Another core project area is the “Hancock County Thrive Center,” envisioned as a physical hub for workforce development and continuing education. Other areas include the State Road 9 corridor and health-focused projects centered on the east side of Indianapolis.

“The region evaluated projects based on several factors, which included alignment with regional goals and strategies; economic development potential; benefits to residents, workforce and employers; potential for collaboration within the region; and the likelihood of success,” the group wrote in its document.

Which of those projects will come to fruition remains to be seen. The document outlines the funding already secured and the funding requested from READI for each individual project. While some are already fully funded, others requested substantial amounts of money, with some individual projects requesting amounts well over the $5 million total awarded.

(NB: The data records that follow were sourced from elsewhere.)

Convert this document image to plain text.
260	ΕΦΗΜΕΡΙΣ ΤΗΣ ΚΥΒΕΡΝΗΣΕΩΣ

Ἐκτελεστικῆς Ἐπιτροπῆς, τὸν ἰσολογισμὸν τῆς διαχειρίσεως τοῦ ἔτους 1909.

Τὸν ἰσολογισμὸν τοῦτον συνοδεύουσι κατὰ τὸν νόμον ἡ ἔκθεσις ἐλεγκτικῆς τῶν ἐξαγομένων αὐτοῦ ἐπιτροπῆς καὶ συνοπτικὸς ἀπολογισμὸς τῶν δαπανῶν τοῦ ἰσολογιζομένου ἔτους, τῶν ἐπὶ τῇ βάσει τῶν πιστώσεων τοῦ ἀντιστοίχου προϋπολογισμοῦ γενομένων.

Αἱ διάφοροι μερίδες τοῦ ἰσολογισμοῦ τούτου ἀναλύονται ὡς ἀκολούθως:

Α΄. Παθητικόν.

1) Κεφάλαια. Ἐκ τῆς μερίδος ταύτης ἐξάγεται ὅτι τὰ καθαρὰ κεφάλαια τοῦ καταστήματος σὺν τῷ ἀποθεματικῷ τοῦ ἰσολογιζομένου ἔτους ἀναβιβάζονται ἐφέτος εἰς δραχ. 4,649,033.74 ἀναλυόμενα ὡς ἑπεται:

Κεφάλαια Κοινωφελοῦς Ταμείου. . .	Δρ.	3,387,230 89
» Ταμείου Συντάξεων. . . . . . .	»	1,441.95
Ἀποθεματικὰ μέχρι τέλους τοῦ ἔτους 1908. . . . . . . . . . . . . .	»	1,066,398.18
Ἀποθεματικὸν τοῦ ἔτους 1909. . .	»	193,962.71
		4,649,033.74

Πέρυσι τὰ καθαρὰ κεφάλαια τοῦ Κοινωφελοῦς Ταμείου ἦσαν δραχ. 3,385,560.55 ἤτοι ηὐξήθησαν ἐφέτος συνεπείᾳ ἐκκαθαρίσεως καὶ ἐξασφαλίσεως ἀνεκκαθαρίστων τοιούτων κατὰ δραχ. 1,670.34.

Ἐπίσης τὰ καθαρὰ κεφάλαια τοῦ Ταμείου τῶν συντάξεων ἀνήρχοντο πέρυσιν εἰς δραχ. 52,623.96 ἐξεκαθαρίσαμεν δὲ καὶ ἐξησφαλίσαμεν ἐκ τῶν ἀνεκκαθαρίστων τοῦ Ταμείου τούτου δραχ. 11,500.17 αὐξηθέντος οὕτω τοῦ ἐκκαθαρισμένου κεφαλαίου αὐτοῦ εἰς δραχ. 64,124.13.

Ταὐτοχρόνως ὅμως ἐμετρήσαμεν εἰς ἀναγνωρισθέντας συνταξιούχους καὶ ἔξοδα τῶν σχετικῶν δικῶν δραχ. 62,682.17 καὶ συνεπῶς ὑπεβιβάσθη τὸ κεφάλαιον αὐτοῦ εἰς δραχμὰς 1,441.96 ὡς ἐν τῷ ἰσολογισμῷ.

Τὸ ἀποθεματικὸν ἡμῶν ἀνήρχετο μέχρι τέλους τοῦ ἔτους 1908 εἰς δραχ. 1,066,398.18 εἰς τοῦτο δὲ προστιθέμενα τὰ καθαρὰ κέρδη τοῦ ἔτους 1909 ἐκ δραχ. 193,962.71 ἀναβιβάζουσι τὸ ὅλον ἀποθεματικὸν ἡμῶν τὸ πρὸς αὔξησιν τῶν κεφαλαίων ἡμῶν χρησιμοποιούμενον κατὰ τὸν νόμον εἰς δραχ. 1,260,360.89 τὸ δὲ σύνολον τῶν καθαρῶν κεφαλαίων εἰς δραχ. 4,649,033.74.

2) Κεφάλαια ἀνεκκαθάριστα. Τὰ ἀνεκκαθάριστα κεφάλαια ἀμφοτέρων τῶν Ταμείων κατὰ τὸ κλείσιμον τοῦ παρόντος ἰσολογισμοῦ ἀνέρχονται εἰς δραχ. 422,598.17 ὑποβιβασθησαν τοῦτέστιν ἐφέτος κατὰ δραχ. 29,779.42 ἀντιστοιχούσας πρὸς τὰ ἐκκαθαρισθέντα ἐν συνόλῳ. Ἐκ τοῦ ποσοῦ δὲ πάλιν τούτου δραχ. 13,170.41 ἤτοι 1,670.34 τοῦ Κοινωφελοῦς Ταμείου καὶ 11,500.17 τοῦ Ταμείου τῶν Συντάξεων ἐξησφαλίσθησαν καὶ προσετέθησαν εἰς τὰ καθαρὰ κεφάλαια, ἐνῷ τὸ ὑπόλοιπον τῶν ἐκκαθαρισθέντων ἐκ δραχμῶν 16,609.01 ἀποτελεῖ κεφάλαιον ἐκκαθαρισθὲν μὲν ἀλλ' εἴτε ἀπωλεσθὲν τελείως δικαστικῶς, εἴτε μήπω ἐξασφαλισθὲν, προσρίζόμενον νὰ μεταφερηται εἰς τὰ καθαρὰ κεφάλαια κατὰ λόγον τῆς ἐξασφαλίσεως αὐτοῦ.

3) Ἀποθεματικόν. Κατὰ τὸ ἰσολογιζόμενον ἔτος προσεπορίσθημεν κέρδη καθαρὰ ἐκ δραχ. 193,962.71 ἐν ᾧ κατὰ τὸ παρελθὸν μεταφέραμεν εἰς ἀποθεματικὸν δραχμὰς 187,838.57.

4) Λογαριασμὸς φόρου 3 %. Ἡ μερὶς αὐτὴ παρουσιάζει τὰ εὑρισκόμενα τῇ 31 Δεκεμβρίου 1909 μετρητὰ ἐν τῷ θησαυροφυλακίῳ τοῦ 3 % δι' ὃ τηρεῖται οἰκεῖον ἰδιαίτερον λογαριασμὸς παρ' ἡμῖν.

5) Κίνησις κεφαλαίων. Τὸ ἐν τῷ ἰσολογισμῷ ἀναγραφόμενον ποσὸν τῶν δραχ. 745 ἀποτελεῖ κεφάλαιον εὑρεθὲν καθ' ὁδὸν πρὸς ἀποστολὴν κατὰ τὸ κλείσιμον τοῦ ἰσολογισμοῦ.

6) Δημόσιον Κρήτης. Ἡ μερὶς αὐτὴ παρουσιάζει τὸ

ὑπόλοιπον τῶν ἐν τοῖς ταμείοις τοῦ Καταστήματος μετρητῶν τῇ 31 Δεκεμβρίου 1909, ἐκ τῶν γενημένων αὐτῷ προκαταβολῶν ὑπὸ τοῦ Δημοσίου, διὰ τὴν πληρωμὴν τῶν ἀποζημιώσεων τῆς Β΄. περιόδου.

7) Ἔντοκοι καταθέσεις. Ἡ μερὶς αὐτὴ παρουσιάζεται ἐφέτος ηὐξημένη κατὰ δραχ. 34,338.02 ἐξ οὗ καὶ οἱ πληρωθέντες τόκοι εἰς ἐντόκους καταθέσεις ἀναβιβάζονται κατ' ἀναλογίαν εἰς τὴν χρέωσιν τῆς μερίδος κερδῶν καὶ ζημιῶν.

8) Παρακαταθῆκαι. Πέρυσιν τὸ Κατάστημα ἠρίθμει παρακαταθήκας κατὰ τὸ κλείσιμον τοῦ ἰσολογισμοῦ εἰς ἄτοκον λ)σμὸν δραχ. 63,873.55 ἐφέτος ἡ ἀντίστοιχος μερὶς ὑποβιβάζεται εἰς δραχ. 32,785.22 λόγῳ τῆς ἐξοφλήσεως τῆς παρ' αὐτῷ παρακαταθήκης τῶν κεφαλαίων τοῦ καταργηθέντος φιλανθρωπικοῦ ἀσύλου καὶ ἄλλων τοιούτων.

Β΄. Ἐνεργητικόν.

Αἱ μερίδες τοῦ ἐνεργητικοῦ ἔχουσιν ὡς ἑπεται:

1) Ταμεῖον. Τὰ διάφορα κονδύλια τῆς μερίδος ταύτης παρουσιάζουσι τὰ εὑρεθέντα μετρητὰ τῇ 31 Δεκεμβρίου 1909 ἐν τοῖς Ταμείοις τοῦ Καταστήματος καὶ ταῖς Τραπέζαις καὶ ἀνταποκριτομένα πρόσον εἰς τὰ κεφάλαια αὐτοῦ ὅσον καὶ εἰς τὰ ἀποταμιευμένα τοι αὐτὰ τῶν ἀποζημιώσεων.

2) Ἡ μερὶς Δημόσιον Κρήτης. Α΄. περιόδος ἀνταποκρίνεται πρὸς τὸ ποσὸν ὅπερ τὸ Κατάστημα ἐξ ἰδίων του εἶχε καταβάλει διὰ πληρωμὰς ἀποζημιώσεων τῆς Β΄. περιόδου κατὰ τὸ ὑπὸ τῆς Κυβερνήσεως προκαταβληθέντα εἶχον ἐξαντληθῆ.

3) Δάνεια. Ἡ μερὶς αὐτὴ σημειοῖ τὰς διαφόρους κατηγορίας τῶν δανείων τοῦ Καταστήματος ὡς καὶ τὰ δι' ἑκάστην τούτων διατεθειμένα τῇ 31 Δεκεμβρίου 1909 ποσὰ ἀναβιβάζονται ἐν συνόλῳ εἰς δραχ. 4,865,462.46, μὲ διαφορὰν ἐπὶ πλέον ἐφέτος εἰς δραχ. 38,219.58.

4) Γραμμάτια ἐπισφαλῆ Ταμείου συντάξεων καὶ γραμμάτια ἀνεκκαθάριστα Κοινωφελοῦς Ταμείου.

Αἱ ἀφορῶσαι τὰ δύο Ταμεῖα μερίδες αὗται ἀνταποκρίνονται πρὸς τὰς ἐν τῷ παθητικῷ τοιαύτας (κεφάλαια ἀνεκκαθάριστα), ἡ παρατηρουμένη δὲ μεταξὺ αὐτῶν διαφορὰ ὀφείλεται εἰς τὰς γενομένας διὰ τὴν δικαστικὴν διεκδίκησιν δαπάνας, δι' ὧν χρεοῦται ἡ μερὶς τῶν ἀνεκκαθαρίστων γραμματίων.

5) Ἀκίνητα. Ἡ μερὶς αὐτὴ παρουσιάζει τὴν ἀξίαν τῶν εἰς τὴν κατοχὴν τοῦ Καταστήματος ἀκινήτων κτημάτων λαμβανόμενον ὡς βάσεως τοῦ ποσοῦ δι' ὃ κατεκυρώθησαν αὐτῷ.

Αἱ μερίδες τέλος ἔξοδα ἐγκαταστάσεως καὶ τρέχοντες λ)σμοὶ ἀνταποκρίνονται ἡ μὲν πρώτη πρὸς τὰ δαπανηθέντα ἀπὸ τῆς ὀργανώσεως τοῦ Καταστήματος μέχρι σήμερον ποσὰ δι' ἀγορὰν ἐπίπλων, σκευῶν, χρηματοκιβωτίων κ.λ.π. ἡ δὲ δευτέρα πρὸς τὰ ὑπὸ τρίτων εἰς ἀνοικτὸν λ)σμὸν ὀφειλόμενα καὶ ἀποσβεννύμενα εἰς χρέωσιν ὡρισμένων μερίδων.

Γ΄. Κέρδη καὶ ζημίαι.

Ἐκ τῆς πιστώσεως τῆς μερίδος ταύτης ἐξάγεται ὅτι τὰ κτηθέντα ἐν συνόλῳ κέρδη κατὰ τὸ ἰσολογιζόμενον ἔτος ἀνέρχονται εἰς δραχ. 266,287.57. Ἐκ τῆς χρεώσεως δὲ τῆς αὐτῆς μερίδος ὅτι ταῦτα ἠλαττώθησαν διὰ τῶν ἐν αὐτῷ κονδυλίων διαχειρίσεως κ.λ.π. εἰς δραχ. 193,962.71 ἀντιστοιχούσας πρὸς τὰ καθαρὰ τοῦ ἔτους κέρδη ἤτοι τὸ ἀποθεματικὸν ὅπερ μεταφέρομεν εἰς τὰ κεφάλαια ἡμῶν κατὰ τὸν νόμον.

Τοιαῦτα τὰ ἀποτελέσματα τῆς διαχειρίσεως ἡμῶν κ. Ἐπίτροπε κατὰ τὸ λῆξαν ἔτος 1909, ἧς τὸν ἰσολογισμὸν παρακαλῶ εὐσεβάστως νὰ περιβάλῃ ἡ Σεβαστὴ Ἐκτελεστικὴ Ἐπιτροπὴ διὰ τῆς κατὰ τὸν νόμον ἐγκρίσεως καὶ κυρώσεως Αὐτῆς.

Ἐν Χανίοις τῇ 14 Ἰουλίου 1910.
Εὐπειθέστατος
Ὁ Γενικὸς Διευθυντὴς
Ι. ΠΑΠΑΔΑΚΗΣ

County Commissioner Bill Spalding, who also helped lead the process, said the amount awarded was “maybe disappointing but never discouraging.” Other regions, he said, were also awarded less than they asked for and will have to make the same decisions about how to prioritize their spending.

“I think we’re going to have to sit down and discuss what are the projects we want to prioritize and how we do that,” Spalding said.

Christine Owens, assistant town manager in Cumberland, was involved with putting together the region’s submission. She said she doesn’t feel disappointed by the amount of money the state chose to award.

“I think we’re just pleased to be awarded and given a chance to show what our region can do,” Owens said.

Owens said the next step for READI stakeholders will be coming together to evaluate what projects to prioritize. She said the board has prepared several criteria for evaluating projects, including how they contribute to overall regional goals, sustainability, economic development potential, and what funding is already in place. .

Gibble said even though the region wasn’t awarded as much money as it asked for, the process of putting together a proposal was one that created meaningful projects and relationships that will continue to be valuable.

“That means we keep plugging along,” she said.

McCordsville is part of a READI coalition of communities on the White River basin, including Hamilton, Marion and Madison counties and Zionsville along with several other communities. The group applied to READI for $49 million and received $20 million.

Tonya Galbraith, McCordsville town manager, said she’s waiting to see how the funds will be divided among the coalition’s members.

“It was hard enough, really, because it was $200 million in projects originally that we got down to $49 million,” Galbraith said. “So now we’re at $49 million, we need to get down to $20 million.”

Of the original ask, McCordsville sought $4.3 million for help with the town center leaders have been working on.

“Which also was one of the smaller amounts,” Galbraith said. “…I am fearful that we may not do well.”

Sen. Mike Crider, R-Greenfield, praised the state’s awards in the program in a press release.

“I commend the READI grant applicants for their hard work and dedication to improving our community and creating a positive outlook for Indiana’s economic future,” Crider said. “I look forward to seeing the local impact these grants will have in Senate District 28, for present and future generations.”

Gibble said the state was so impressed with the proposals for the program that a second round of READI grants for 2022 is already being considered, to which the region could re-submit programs that it isn’t able to fund this round.